Guided Super-Resolution for Image Fusion: A Novel Approach to Enhancing Crack Segmentation in Masonry Structures

In the field of crack segmentation, red-green-blue (RGB) and infrared (IR) images acquired with different sensors are often fused to improve segmentation accuracy. In existing studies, this fusion is often achieved by downsampling high-resolution RGB images to match the resolution of low-resolution IR images. This downsampling process, however, results in coarser image detail and is likely to reduce the overall accuracy of crack segmentation; therefore, there is potential to enhance crack segmentation accuracy by increasing the spatial resolution of IR images to that of high-resolution RGB images.

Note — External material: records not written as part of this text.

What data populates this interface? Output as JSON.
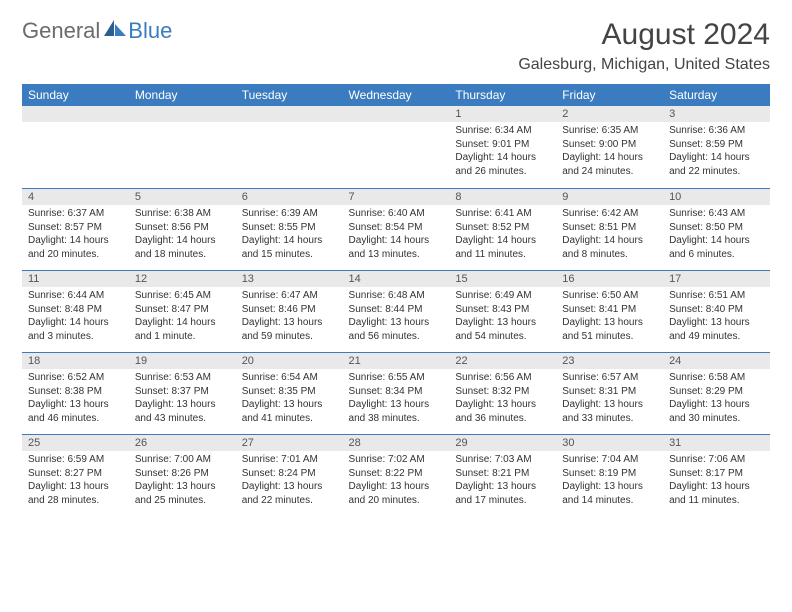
{
  "logo": {
    "general": "General",
    "blue": "Blue"
  },
  "header": {
    "month_title": "August 2024",
    "location": "Galesburg, Michigan, United States"
  },
  "colors": {
    "header_bg": "#3b7bbf",
    "header_text": "#ffffff",
    "daynum_bg": "#e9e9e9",
    "row_divider": "#3b7bbf",
    "body_text": "#333333",
    "logo_gray": "#6b6b6b",
    "logo_blue": "#3b7bbf"
  },
  "weekdays": [
    "Sunday",
    "Monday",
    "Tuesday",
    "Wednesday",
    "Thursday",
    "Friday",
    "Saturday"
  ],
  "weeks": [
    [
      null,
      null,
      null,
      null,
      {
        "n": "1",
        "sr": "Sunrise: 6:34 AM",
        "ss": "Sunset: 9:01 PM",
        "dl": "Daylight: 14 hours and 26 minutes."
      },
      {
        "n": "2",
        "sr": "Sunrise: 6:35 AM",
        "ss": "Sunset: 9:00 PM",
        "dl": "Daylight: 14 hours and 24 minutes."
      },
      {
        "n": "3",
        "sr": "Sunrise: 6:36 AM",
        "ss": "Sunset: 8:59 PM",
        "dl": "Daylight: 14 hours and 22 minutes."
      }
    ],
    [
      {
        "n": "4",
        "sr": "Sunrise: 6:37 AM",
        "ss": "Sunset: 8:57 PM",
        "dl": "Daylight: 14 hours and 20 minutes."
      },
      {
        "n": "5",
        "sr": "Sunrise: 6:38 AM",
        "ss": "Sunset: 8:56 PM",
        "dl": "Daylight: 14 hours and 18 minutes."
      },
      {
        "n": "6",
        "sr": "Sunrise: 6:39 AM",
        "ss": "Sunset: 8:55 PM",
        "dl": "Daylight: 14 hours and 15 minutes."
      },
      {
        "n": "7",
        "sr": "Sunrise: 6:40 AM",
        "ss": "Sunset: 8:54 PM",
        "dl": "Daylight: 14 hours and 13 minutes."
      },
      {
        "n": "8",
        "sr": "Sunrise: 6:41 AM",
        "ss": "Sunset: 8:52 PM",
        "dl": "Daylight: 14 hours and 11 minutes."
      },
      {
        "n": "9",
        "sr": "Sunrise: 6:42 AM",
        "ss": "Sunset: 8:51 PM",
        "dl": "Daylight: 14 hours and 8 minutes."
      },
      {
        "n": "10",
        "sr": "Sunrise: 6:43 AM",
        "ss": "Sunset: 8:50 PM",
        "dl": "Daylight: 14 hours and 6 minutes."
      }
    ],
    [
      {
        "n": "11",
        "sr": "Sunrise: 6:44 AM",
        "ss": "Sunset: 8:48 PM",
        "dl": "Daylight: 14 hours and 3 minutes."
      },
      {
        "n": "12",
        "sr": "Sunrise: 6:45 AM",
        "ss": "Sunset: 8:47 PM",
        "dl": "Daylight: 14 hours and 1 minute."
      },
      {
        "n": "13",
        "sr": "Sunrise: 6:47 AM",
        "ss": "Sunset: 8:46 PM",
        "dl": "Daylight: 13 hours and 59 minutes."
      },
      {
        "n": "14",
        "sr": "Sunrise: 6:48 AM",
        "ss": "Sunset: 8:44 PM",
        "dl": "Daylight: 13 hours and 56 minutes."
      },
      {
        "n": "15",
        "sr": "Sunrise: 6:49 AM",
        "ss": "Sunset: 8:43 PM",
        "dl": "Daylight: 13 hours and 54 minutes."
      },
      {
        "n": "16",
        "sr": "Sunrise: 6:50 AM",
        "ss": "Sunset: 8:41 PM",
        "dl": "Daylight: 13 hours and 51 minutes."
      },
      {
        "n": "17",
        "sr": "Sunrise: 6:51 AM",
        "ss": "Sunset: 8:40 PM",
        "dl": "Daylight: 13 hours and 49 minutes."
      }
    ],
    [
      {
        "n": "18",
        "sr": "Sunrise: 6:52 AM",
        "ss": "Sunset: 8:38 PM",
        "dl": "Daylight: 13 hours and 46 minutes."
      },
      {
        "n": "19",
        "sr": "Sunrise: 6:53 AM",
        "ss": "Sunset: 8:37 PM",
        "dl": "Daylight: 13 hours and 43 minutes."
      },
      {
        "n": "20",
        "sr": "Sunrise: 6:54 AM",
        "ss": "Sunset: 8:35 PM",
        "dl": "Daylight: 13 hours and 41 minutes."
      },
      {
        "n": "21",
        "sr": "Sunrise: 6:55 AM",
        "ss": "Sunset: 8:34 PM",
        "dl": "Daylight: 13 hours and 38 minutes."
      },
      {
        "n": "22",
        "sr": "Sunrise: 6:56 AM",
        "ss": "Sunset: 8:32 PM",
        "dl": "Daylight: 13 hours and 36 minutes."
      },
      {
        "n": "23",
        "sr": "Sunrise: 6:57 AM",
        "ss": "Sunset: 8:31 PM",
        "dl": "Daylight: 13 hours and 33 minutes."
      },
      {
        "n": "24",
        "sr": "Sunrise: 6:58 AM",
        "ss": "Sunset: 8:29 PM",
        "dl": "Daylight: 13 hours and 30 minutes."
      }
    ],
    [
      {
        "n": "25",
        "sr": "Sunrise: 6:59 AM",
        "ss": "Sunset: 8:27 PM",
        "dl": "Daylight: 13 hours and 28 minutes."
      },
      {
        "n": "26",
        "sr": "Sunrise: 7:00 AM",
        "ss": "Sunset: 8:26 PM",
        "dl": "Daylight: 13 hours and 25 minutes."
      },
      {
        "n": "27",
        "sr": "Sunrise: 7:01 AM",
        "ss": "Sunset: 8:24 PM",
        "dl": "Daylight: 13 hours and 22 minutes."
      },
      {
        "n": "28",
        "sr": "Sunrise: 7:02 AM",
        "ss": "Sunset: 8:22 PM",
        "dl": "Daylight: 13 hours and 20 minutes."
      },
      {
        "n": "29",
        "sr": "Sunrise: 7:03 AM",
        "ss": "Sunset: 8:21 PM",
        "dl": "Daylight: 13 hours and 17 minutes."
      },
      {
        "n": "30",
        "sr": "Sunrise: 7:04 AM",
        "ss": "Sunset: 8:19 PM",
        "dl": "Daylight: 13 hours and 14 minutes."
      },
      {
        "n": "31",
        "sr": "Sunrise: 7:06 AM",
        "ss": "Sunset: 8:17 PM",
        "dl": "Daylight: 13 hours and 11 minutes."
      }
    ]
  ]
}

This study investigates the potential enhancement of crack segmentation using super-resolution techniques, previously unexplored in the domain of crack segmentation, using fused images. Our investigation starts with an exploration of traditional super-resolution techniques, including interpolation and deep-learning-based methods, involving only individual IR images. Additionally, we propose a novel RGB-guided super-resolution method where a high-resolution RGB image is employed through deep-learning networks to guide the reconstruction of high-frequency information in the corresponding IR image of the same scene. Both the downsampling method adopted in current practice and the super-resolution methods explored in this study are tested on the Crack900 and CrackAP400 datasets using seven commonly used crack segmentation networks. Results indicate that super-resolution methods significantly improve crack segmentation accuracy over the downsampling approach. Our proposed RGB-guided super-resolution achieves higher segmentation accuracy across all super-resolution methods considered. A set of ablation experiments is also carried out to explore the effectiveness of each component in the RGB-guided super-resolution method, the results of which prove its superiority.